January 13, 2011 | Miami Herald | Original Article

Don't ignore growing voice

Hispanics are the largest minority in the United States. According to census figures, Latino voters are three times more prevalent in states that will gain congressional seats than in those that will lose them.

In the past decade, the American population grew by 9 percent, about half of that growth being attributed to Hispanics. Out of 48.4 million Latinos, more than 20 million are eligible voters. Even more, however, are not: 15.5 million are U.S. citizens but too young to vote, and nearly 13 million of all ages are not naturalized.
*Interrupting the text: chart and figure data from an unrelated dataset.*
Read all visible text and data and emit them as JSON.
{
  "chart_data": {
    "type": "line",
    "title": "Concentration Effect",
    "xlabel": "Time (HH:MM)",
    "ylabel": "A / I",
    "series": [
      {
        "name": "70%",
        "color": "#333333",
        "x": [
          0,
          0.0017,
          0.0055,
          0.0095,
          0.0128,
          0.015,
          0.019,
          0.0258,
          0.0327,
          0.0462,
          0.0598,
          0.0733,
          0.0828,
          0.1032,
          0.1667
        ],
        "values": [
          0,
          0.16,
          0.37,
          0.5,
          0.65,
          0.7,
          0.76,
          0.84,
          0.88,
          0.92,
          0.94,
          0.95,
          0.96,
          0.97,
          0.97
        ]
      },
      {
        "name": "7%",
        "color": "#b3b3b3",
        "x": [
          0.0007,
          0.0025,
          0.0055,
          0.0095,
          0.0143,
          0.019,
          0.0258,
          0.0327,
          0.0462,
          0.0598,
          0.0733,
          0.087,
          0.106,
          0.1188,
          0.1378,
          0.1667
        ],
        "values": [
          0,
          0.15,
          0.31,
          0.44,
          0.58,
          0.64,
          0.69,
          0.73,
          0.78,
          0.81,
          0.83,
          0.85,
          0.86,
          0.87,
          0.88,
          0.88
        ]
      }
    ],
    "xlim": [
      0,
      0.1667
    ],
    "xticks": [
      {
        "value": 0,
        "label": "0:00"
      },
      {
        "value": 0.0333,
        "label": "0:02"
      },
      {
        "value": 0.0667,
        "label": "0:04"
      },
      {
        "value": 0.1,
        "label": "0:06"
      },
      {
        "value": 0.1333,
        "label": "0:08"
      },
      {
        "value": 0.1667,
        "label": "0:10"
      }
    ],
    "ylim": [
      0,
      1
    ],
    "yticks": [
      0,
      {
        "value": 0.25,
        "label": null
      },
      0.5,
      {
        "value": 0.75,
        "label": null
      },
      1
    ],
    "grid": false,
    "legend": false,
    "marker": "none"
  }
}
Since 2000, six million Hispanics entered the ranks of potential voters, more than four out of five being American-born who turned 18. With the exception of Cuban Americans, Latinos have higher birthrates than the American population as a whole. The Hispanic electorate will continue to grow for the foreseeable future. Even in states that are losing House seats, Latino growth may have cut these losses short.

Politicians who don't give the Latino electorate its due attention -- as Democrat Alex Sink did not in the Florida gubernatorial election last November -- or who can't or won't tackle immigration issues fairly -- as is the case with too many congressional Republicans -- sooner or later pay the consequences.

In 2010, Hispanic Republican candidates had unprecedented success at the polls. Only Florida has a history of electing center-right Latinos (mostly Cuban Americans) to major political offices. The 112th Congress added four new Republican Latinos, two in Texas and one each in Washington and Idaho. Brian Sandoval and Susana Martínez won the governorships of Nevada and New Mexico, respectively.

The Republican Party has every right to be elated with these results. And yet, Republicans should also worry about the Latino electorate, which still preferred Democrats two to one in 2010. After the November election, Adam Mendelsohn, a Republican strategist in California, said: ``We lost every statewide election because we lost Latino voters. We are now getting larger and larger Latino populations outside the West. And Republicans have to be aware of the cost of harsh rhetoric.''

Most Latinos hear Republican rhetoric against undocumented aliens as a personal affront. Take the Dream Act -- a bipartisan, common-sense effort -- which failed in the lame-duck session of Congress even if majorities in the House and Senate voted for it but died when ``only'' 55 senators nodded Yes, not enough to overcome a filibuster.

In December, Jim DeMint, R-S.C., opposed the Dream Act saying: ``We cannot reward illegal behavior with a path to citizenship, employment, voting rights, education or Social Security benefits.''

Never mind that the act's beneficiaries would be minors (15 and under) brought here illegally by one or both parents. Since when are children held responsible for the sins of their fathers or mothers? Never mind as well that the act requires these potential beneficiaries to be law-abiding and to attend college or serve in the military for at least two years.

The Dream Act would neither issue a blanket amnesty nor be a magnet for foreign youths to enter the United States illegally. To reap the act's benefits, applicants must already be here and meet stringent criteria over a six-year period. If they don't, the Dream Act would offer them nothing.

Tackling immigration wholesale seems unlikely anytime soon. That's another reason why the Dream Act's failure in the lame-duck session was so regrettable. Passing constructive, piecemeal legislation on complex subjects is usually a first step in the right direction.

Instead, many Republicans are raising the specter of abolishing birthright citizenship, which the 14th Amendment to the U.S. Constitution extended. Their readiness to deny U.S.-born children of undocumented parents the right to be American citizens would do nothing to fix immigration and diminish our democracy, indeed, our heritage of inclusion.

Republicans often say that Hispanics are Republicans, they just don't know it yet. And they won't unless Republicans change their tone and their policy approaches on immigration. In the meantime, by 2015, Latinos will be on the brink of surpassing Anglos as the largest group in Texas. Republicans might then have to work hard to keep Texas in the 2016 presidential election.